Avioneta

Siempre era lo mismo por esta época del año. Yo, ustedes, y hasta los insectos escuchando. Las mujeres en sus reposeras, los hombres remangados, los largos brazos apoyados en las mesadas, la charla suave. Y también el verde gusano a punto de caer de una rama, su cuerpo invisible, flotando en el aire.

Todos estamos cansados. Pienso eso y oigo a lo lejos el auto con megáfono, como un insecto insidioso, dando insidiosas vueltas manzanas. Y enseguida una, dos motos pasando rápido. La vida, todo, pasando rápido.

Me subo a la bici y avanzo, me alejo, me abro paso. Voy atenta al ruido de la goma contra el pedregullo. Paso por el club, atisbo su interior, intentando esquivar el brillo del sol contra los ventanales. El club, nuestro club, mi ansia suave. No hay nadie, le digo, le aviso a la bicicleta, imaginando que es algo más; quizá, un caballo. Vamos, le digo y tomamos por el camino hacia el barranco.

Leguas, yardas, millas. Una pareja de viejos camina agarrada del brazo por la banquina. Se alejan de su casa, se abren paso. Caminan seguros y firmes, serenos y sin apuro. Se ríen. Optimistas, vaciados de dolor, confiados. Los envidio. Estoy mirando y oyendo y los envidio. Quiero ser el pequeño gusano reptando en el aire invisible, deshaciéndome por segundos, en la tarde blanca.

Llego a la planicie arenosa. Un ómnibus de treinta y seis pasajeros podría asomarse y caer rodando. El barranco. Su hermosa zona despejada. La esperanza de, incluso, una muerte rápida. Me acuclillo y pienso en las dos imágenes. Intercalo una sobre un pájaro de grandes alas. El pájaro cinematográfico. Después me siento allí, cómoda, las nalgas aplastando la hierba suave. Miro el paisaje. Cada mata de pasto, cada lazo verde, cada montículo de algo, desprendiéndose y desperdigándose.

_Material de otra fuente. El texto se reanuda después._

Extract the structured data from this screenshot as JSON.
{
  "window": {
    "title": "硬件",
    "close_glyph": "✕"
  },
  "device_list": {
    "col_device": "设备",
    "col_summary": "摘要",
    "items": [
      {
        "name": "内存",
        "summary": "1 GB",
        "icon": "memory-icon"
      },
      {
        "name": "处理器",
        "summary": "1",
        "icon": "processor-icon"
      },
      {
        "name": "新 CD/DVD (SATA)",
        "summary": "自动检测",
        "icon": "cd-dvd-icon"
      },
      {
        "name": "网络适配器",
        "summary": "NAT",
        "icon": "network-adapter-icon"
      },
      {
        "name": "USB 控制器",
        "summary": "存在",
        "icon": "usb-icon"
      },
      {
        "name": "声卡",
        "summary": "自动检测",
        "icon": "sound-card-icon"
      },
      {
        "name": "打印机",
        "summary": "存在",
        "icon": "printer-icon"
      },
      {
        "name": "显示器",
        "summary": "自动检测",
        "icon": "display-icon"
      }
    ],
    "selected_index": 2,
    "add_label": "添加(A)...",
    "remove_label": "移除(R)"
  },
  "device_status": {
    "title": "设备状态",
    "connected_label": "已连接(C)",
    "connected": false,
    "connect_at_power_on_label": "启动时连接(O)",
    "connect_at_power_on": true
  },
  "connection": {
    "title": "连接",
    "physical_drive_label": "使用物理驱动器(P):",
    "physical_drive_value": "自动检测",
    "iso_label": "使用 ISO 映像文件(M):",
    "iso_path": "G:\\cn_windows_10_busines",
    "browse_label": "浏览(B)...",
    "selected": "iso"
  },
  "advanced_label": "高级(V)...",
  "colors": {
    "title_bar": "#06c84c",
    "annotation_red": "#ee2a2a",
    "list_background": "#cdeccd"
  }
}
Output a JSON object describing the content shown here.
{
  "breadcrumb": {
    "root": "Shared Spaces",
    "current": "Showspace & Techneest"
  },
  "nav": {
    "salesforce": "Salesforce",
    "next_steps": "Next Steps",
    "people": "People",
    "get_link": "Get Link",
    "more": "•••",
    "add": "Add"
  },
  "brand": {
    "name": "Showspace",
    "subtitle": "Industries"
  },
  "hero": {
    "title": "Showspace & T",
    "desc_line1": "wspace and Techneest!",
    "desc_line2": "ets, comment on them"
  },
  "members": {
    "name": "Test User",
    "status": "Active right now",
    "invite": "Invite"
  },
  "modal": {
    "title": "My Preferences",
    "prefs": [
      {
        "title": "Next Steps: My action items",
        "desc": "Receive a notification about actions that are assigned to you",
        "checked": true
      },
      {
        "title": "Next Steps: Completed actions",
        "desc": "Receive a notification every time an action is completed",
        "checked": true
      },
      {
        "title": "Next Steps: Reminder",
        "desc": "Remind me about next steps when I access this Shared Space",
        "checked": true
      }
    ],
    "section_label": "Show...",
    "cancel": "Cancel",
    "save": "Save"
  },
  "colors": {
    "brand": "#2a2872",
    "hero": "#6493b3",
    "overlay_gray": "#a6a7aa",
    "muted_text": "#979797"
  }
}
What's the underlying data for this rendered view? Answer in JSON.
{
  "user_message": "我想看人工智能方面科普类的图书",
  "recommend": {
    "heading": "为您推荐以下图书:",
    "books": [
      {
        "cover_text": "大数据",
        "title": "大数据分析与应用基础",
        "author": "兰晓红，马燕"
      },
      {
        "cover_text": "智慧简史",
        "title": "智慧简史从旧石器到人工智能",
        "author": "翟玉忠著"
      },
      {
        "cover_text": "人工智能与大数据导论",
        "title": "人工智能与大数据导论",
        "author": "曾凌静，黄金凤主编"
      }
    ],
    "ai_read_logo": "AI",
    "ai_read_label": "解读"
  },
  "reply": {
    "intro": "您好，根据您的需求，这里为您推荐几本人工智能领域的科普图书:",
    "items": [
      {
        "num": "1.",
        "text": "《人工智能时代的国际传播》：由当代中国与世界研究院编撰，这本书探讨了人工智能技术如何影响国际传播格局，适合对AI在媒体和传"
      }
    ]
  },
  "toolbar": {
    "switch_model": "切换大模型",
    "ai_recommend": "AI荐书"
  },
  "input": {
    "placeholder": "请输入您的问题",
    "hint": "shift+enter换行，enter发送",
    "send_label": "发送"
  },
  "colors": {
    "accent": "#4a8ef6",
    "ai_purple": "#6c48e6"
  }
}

Una avioneta aparece, su brusco sonido primero, como una lancha, y enseguida su silueta clara y definida contra el azul del aire. Una avioneta allí, avanzando y entrando a cuadro. Lleva un cartel en la cola. Un cartel que dice Mírenme, Elíjanme.

Todo tiene su réplica, digo al pasto, y al abejorro que zumba a un costado, en el aire cálido. Todo tiene su réplica, repito, mirando aquello. El recorrido del caracol, sinuoso; el sinuoso diseño de su caparazón; la larva, avanzando, su baba suave. Y también la carretera, arriba; su oblicuo recorrido, con sus ondulantes yuyos a un costado. Los firuletes pintados a mano, decorando el cartel que da nombre a una casa. El almacén y bar, con sus paredes rajadas; su verde, verdísima enredadera, avanzando sinuosa sobre la piedra suave.

Mírenme, elíjanme, les digo a la flores silvestres justo antes de arrancarlas. Las estrujo dentro de mi mano. Las mantengo allí, abrigadas y cálidas.

Atardece. La pareja de ancianos vuelve a casa, con sus bártulos apropiados; el peso de las bolsas pasa de una mano a otra mano, y uno de los dos es amable y se ofrece para cargarlas.

Abajo, contra el borde del barranco, la diminuta playa, una breve medialuna de agua, roca y arena. Nadie en la arena, nadie contra la roca suave. Ni siquiera una pareja de jóvenes amantes. De pronto, siento hambre. Comida, carne, pan, naranjas. Pienso en volver a casa. Encerrarme en el cuarto, llorar porque sí, llorar contra el olor a sal, a vida venturosa, a barco.

Pienso eso justo cuando la avioneta regresa de alguna parte. Tranquila y práctica; avanza, se abre paso.